Für Thüringens früheren CDU-Ministerpräsidenten Bernhard Vogel wäre eine Regierung unter Ramelow „nicht der Untergang des Abendlandes“. Im Gegenteil: „Wir werden mit ihm eher ruhige Jahre erleben", sagte Vogel der "Zeit". Er fügte hinzu: „Ich rechne nicht damit, dass er alles auf den Kopf stellen wird. Nein, er wird sich sehr bemühen. Er wird auf leisen Sohlen regieren, er wird sehr friedlich und verbindlich die ersten beiden Jahre bestreiten." 

Vogel, der von 1992 bis 2003 in Thüringen regierte, begründete dies in auch damit, dass es den Linken nicht vordergründig um die Macht in Thüringen gehe – sondern vor allem um die Macht im Bund 2017. „Schon aus diesem Grund wäre es Ramelows größte Torheit, jetzt den Eindruck zu erwecken, er plane in Thüringen die Revolution.“

Rot-Rot-Grün hat nur eine Stimme Mehrheit

Rot-Rot-Grün hat im Parlament nur eine Stimme Mehrheit. Angesichts der knappen Stimmenverhältnisse gibt es unterschiedliche Rechtsauffassungen zum dritten Wahlgang. Laut Verfassung ist gewählt, wer die meisten Stimmen erhält. Allerdings wird dies unterschiedlich interpretiert. Nach einem Gutachten des Düsseldorfer Verfassungsrechtlers Martin Morlok würde Ramelow bei einer Wahl ohne Gegenkandidaten in der dritten Abstimmung eine einzige Ja-Stimme reichen. Das am Dienstag vorgestellte Gutachten hatte Landesjustizminister Holger Poppenhäger (SPD) in Auftrag gegeben.

Landtagspräsident Carius, der eine „relative Mehrheit“ mit mehr Ja- als Nein-Stimmen fordert, kündigte umgehend ein Gegengutachten an. Es sei ihm wichtig, dass nach der Wahl „keine Zweifel an der demokratischen Legitimation des neuen Regierungschefs entstehen“.

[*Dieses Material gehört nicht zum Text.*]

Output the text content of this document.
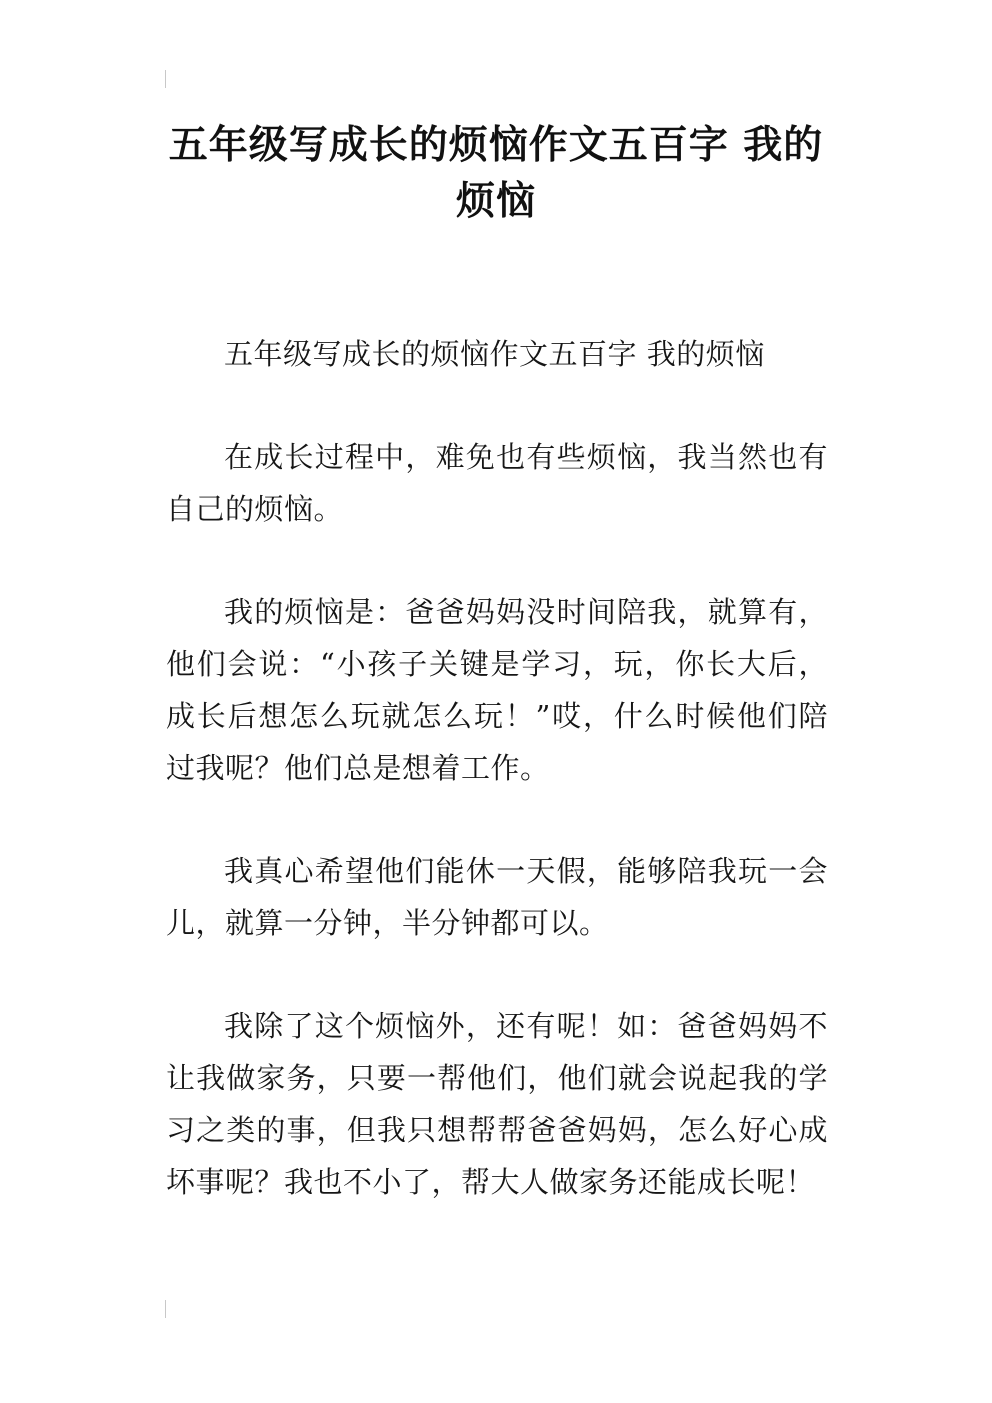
五年级写成长的烦恼作文五百字 我的烦恼

五年级写成长的烦恼作文五百字 我的烦恼

在成长过程中，难免也有些烦恼，我当然也有自己的烦恼。

我的烦恼是：爸爸妈妈没时间陪我，就算有，他们会说：“小孩子关键是学习，玩，你长大后，成长后想怎么玩就怎么玩！”哎，什么时候他们陪过我呢？他们总是想着工作。

我真心希望他们能休一天假，能够陪我玩一会儿，就算一分钟，半分钟都可以。

我除了这个烦恼外，还有呢！如：爸爸妈妈不让我做家务，只要一帮他们，他们就会说起我的学习之类的事，但我只想帮帮爸爸妈妈，怎么好心成坏事呢？我也不小了，帮大人做家务还能成长呢！
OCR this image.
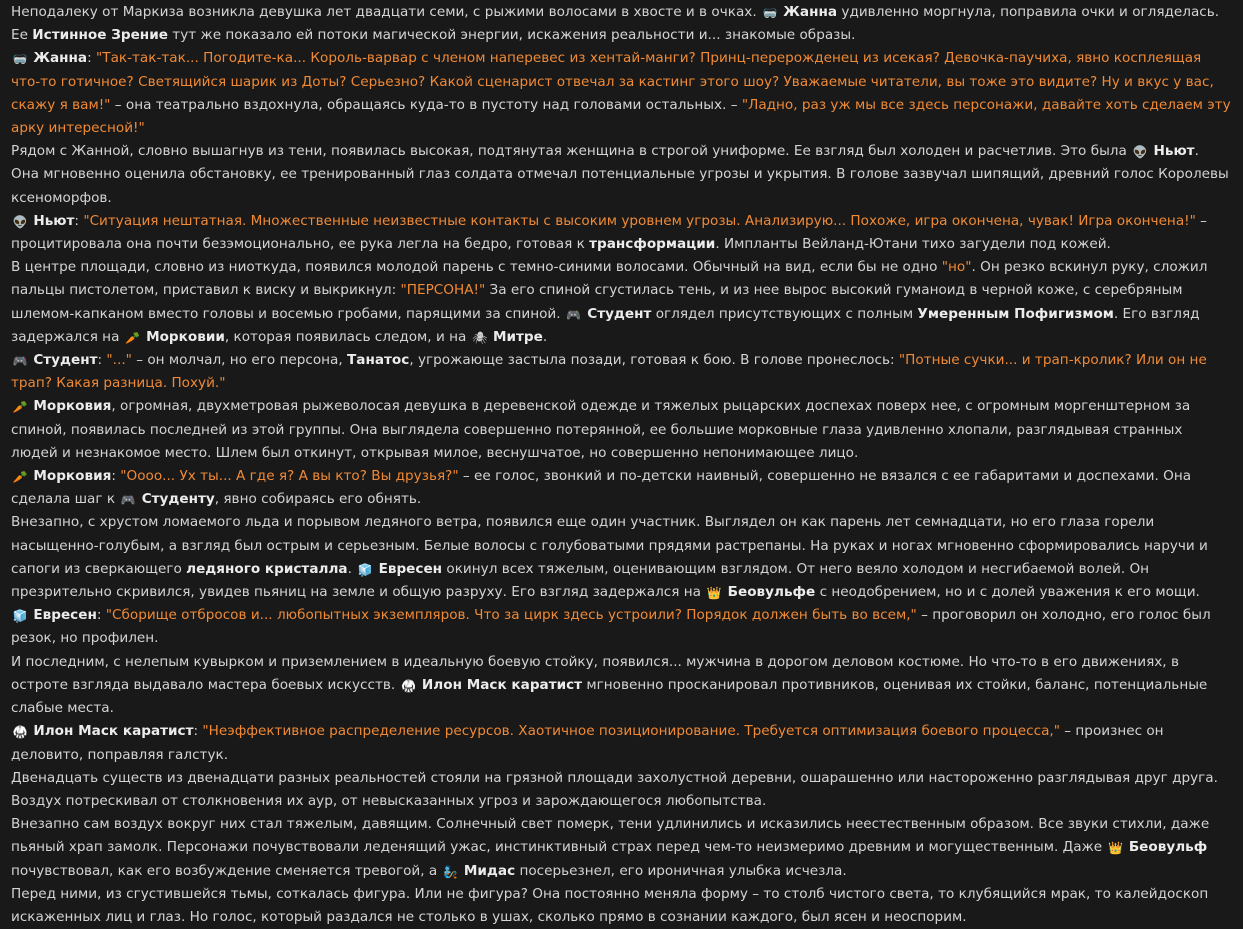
Неподалеку от Маркиза возникла девушка лет двадцати семи, с рыжими волосами в хвосте и в очках. 🥽 Жанна удивленно моргнула, поправила очки и огляделась. Ее Истинное Зрение тут же показало ей потоки магической энергии, искажения реальности и... знакомые образы.
🥽 Жанна: "Так-так-так... Погодите-ка... Король-варвар с членом наперевес из хентай-манги? Принц-перерожденец из исекая? Девочка-паучиха, явно косплеящая что-то готичное? Светящийся шарик из Доты? Серьезно? Какой сценарист отвечал за кастинг этого шоу? Уважаемые читатели, вы тоже это видите? Ну и вкус у вас, скажу я вам!" – она театрально вздохнула, обращаясь куда-то в пустоту над головами остальных. – "Ладно, раз уж мы все здесь персонажи, давайте хоть сделаем эту арку интересной!"
Рядом с Жанной, словно вышагнув из тени, появилась высокая, подтянутая женщина в строгой униформе. Ее взгляд был холоден и расчетлив. Это была 👽 Ньют. Она мгновенно оценила обстановку, ее тренированный глаз солдата отмечал потенциальные угрозы и укрытия. В голове зазвучал шипящий, древний голос Королевы ксеноморфов.
👽 Ньют: "Ситуация нештатная. Множественные неизвестные контакты с высоким уровнем угрозы. Анализирую... Похоже, игра окончена, чувак! Игра окончена!" – процитировала она почти безэмоционально, ее рука легла на бедро, готовая к трансформации. Импланты Вейланд-Ютани тихо загудели под кожей.
В центре площади, словно из ниоткуда, появился молодой парень с темно-синими волосами. Обычный на вид, если бы не одно "но". Он резко вскинул руку, сложил пальцы пистолетом, приставил к виску и выкрикнул: "ПЕРСОНА!" За его спиной сгустилась тень, и из нее вырос высокий гуманоид в черной коже, с серебряным шлемом-капканом вместо головы и восемью гробами, парящими за спиной. 🎮 Студент оглядел присутствующих с полным Умеренным Пофигизмом. Его взгляд задержался на 🥕 Морковии, которая появилась следом, и на 🕷 Митре.
🎮 Студент: "..." – он молчал, но его персона, Танатос, угрожающе застыла позади, готовая к бою. В голове пронеслось: "Потные сучки... и трап-кролик? Или он не трап? Какая разница. Похуй."
🥕 Морковия, огромная, двухметровая рыжеволосая девушка в деревенской одежде и тяжелых рыцарских доспехах поверх нее, с огромным моргенштерном за спиной, появилась последней из этой группы. Она выглядела совершенно потерянной, ее большие морковные глаза удивленно хлопали, разглядывая странных людей и незнакомое место. Шлем был откинут, открывая милое, веснушчатое, но совершенно непонимающее лицо.
🥕 Морковия: "Оооо... Ух ты... А где я? А вы кто? Вы друзья?" – ее голос, звонкий и по-детски наивный, совершенно не вязался с ее габаритами и доспехами. Она сделала шаг к 🎮 Студенту, явно собираясь его обнять.
Внезапно, с хрустом ломаемого льда и порывом ледяного ветра, появился еще один участник. Выглядел он как парень лет семнадцати, но его глаза горели насыщенно-голубым, а взгляд был острым и серьезным. Белые волосы с голубоватыми прядями растрепаны. На руках и ногах мгновенно сформировались наручи и сапоги из сверкающего ледяного кристалла. 🧊 Евресен окинул всех тяжелым, оценивающим взглядом. От него веяло холодом и несгибаемой волей. Он презрительно скривился, увидев пьяниц на земле и общую разруху. Его взгляд задержался на 👑 Беовульфе с неодобрением, но и с долей уважения к его мощи.
🧊 Евресен: "Сборище отбросов и... любопытных экземпляров. Что за цирк здесь устроили? Порядок должен быть во всем," – проговорил он холодно, его голос был резок, но профилен.
И последним, с нелепым кувырком и приземлением в идеальную боевую стойку, появился... мужчина в дорогом деловом костюме. Но что-то в его движениях, в остроте взгляда выдавало мастера боевых искусств. 🥋 Илон Маск каратист мгновенно просканировал противников, оценивая их стойки, баланс, потенциальные слабые места.
🥋 Илон Маск каратист: "Неэффективное распределение ресурсов. Хаотичное позиционирование. Требуется оптимизация боевого процесса," – произнес он деловито, поправляя галстук.
Двенадцать существ из двенадцати разных реальностей стояли на грязной площади захолустной деревни, ошарашенно или настороженно разглядывая друг друга. Воздух потрескивал от столкновения их аур, от невысказанных угроз и зарождающегося любопытства.
Внезапно сам воздух вокруг них стал тяжелым, давящим. Солнечный свет померк, тени удлинились и исказились неестественным образом. Все звуки стихли, даже пьяный храп замолк. Персонажи почувствовали леденящий ужас, инстинктивный страх перед чем-то неизмеримо древним и могущественным. Даже 👑 Беовульф почувствовал, как его возбуждение сменяется тревогой, а 🧞 Мидас посерьезнел, его ироничная улыбка исчезла.
Перед ними, из сгустившейся тьмы, соткалась фигура. Или не фигура? Она постоянно меняла форму – то столб чистого света, то клубящийся мрак, то калейдоскоп искаженных лиц и глаз. Но голос, который раздался не столько в ушах, сколько прямо в сознании каждого, был ясен и неоспорим.
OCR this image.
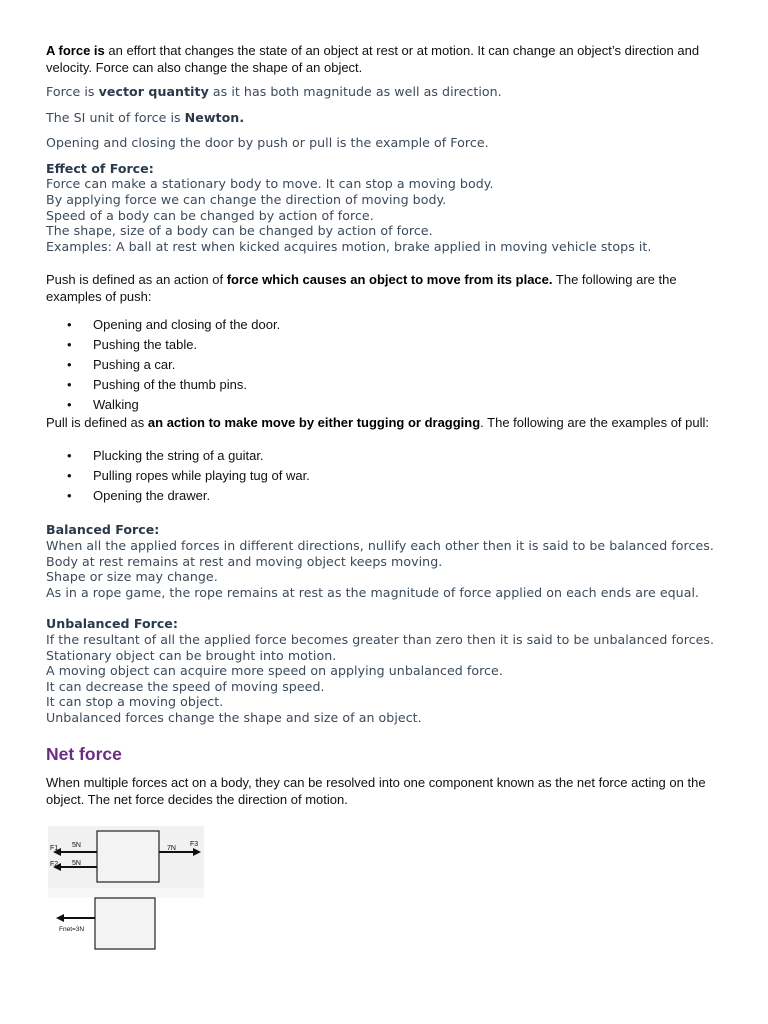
A force is an effort that changes the state of an object at rest or at motion. It can change an object’s direction and velocity. Force can also change the shape of an object.

Force is vector quantity as it has both magnitude as well as direction.

The SI unit of force is Newton.

Opening and closing the door by push or pull is the example of Force.

Effect of Force:

Force can make a stationary body to move. It can stop a moving body.
By applying force we can change the direction of moving body.
Speed of a body can be changed by action of force.
The shape, size of a body can be changed by action of force.
Examples: A ball at rest when kicked acquires motion, brake applied in moving vehicle stops it.

Push is defined as an action of force which causes an object to move from its place. The following are the examples of push:

• Opening and closing of the door.
• Pushing the table.
• Pushing a car.
• Pushing of the thumb pins.
• Walking

Pull is defined as an action to make move by either tugging or dragging. The following are the examples of pull:

• Plucking the string of a guitar.
• Pulling ropes while playing tug of war.
• Opening the drawer.

Balanced Force:

When all the applied forces in different directions, nullify each other then it is said to be balanced forces.
Body at rest remains at rest and moving object keeps moving.
Shape or size may change.
As in a rope game, the rope remains at rest as the magnitude of force applied on each ends are equal.

Unbalanced Force:

If the resultant of all the applied force becomes greater than zero then it is said to be unbalanced forces.
Stationary object can be brought into motion.
A moving object can acquire more speed on applying unbalanced force.
It can decrease the speed of moving speed.
It can stop a moving object.
Unbalanced forces change the shape and size of an object.
Net force

When multiple forces act on a body, they can be resolved into one component known as the net force acting on the object. The net force decides the direction of motion.

F1 5N
F2 5N
7N
F3
Fnet=3N
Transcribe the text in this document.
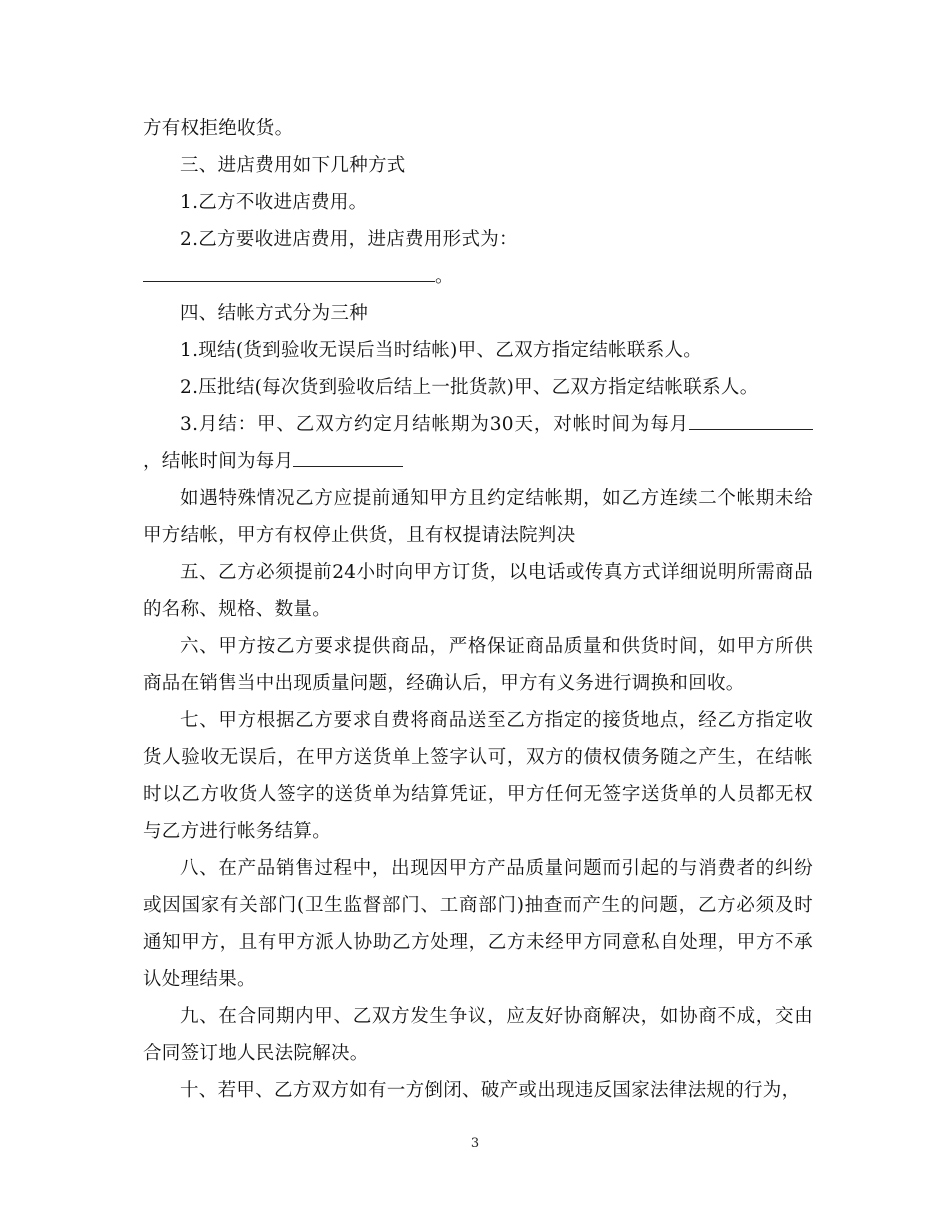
方有权拒绝收货。

三、进店费用如下几种方式

1.乙方不收进店费用。

2.乙方要收进店费用，进店费用形式为：

。

四、结帐方式分为三种

1.现结(货到验收无误后当时结帐)甲、乙双方指定结帐联系人。

2.压批结(每次货到验收后结上一批货款)甲、乙双方指定结帐联系人。

3.月结：甲、乙双方约定月结帐期为30天，对帐时间为每月，结帐时间为每月

如遇特殊情况乙方应提前通知甲方且约定结帐期，如乙方连续二个帐期未给甲方结帐，甲方有权停止供货，且有权提请法院判决

五、乙方必须提前24小时向甲方订货，以电话或传真方式详细说明所需商品的名称、规格、数量。

六、甲方按乙方要求提供商品，严格保证商品质量和供货时间，如甲方所供商品在销售当中出现质量问题，经确认后，甲方有义务进行调换和回收。

七、甲方根据乙方要求自费将商品送至乙方指定的接货地点，经乙方指定收货人验收无误后，在甲方送货单上签字认可，双方的债权债务随之产生，在结帐时以乙方收货人签字的送货单为结算凭证，甲方任何无签字送货单的人员都无权与乙方进行帐务结算。

八、在产品销售过程中，出现因甲方产品质量问题而引起的与消费者的纠纷或因国家有关部门(卫生监督部门、工商部门)抽查而产生的问题，乙方必须及时通知甲方，且有甲方派人协助乙方处理，乙方未经甲方同意私自处理，甲方不承认处理结果。

九、在合同期内甲、乙双方发生争议，应友好协商解决，如协商不成，交由合同签订地人民法院解决。

十、若甲、乙方双方如有一方倒闭、破产或出现违反国家法律法规的行为，

3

Lieberknecht betonte, die Union stehe hinter der Rechtsauffassung des Landtagspräsidenten. Es sei jedoch wichtig, dass es gar nicht zu einer derartigen Situation komme. „Das Amt des Ministerpräsidenten darf nicht zum Fall für Gerichte werden.“ CDU-Generalsekretär Mario Voigt sprach mit Blick auf das Morlok-Gutachten von juristischen Spitzfindigkeiten und Taschenspielertricks. „Es ist ein abenteuerliches Demokratieverständnis, wenn ein Kandidat mit möglicherweise einer einzigen Stimme gegen 90 Nein-Stimmen gewählt sein sollte.“ Bei einem Erfolg von Rot-Rot-Grün müsste die CDU in Thüringen erstmals seit der Wiedervereinigung in die Opposition. (mit dpa)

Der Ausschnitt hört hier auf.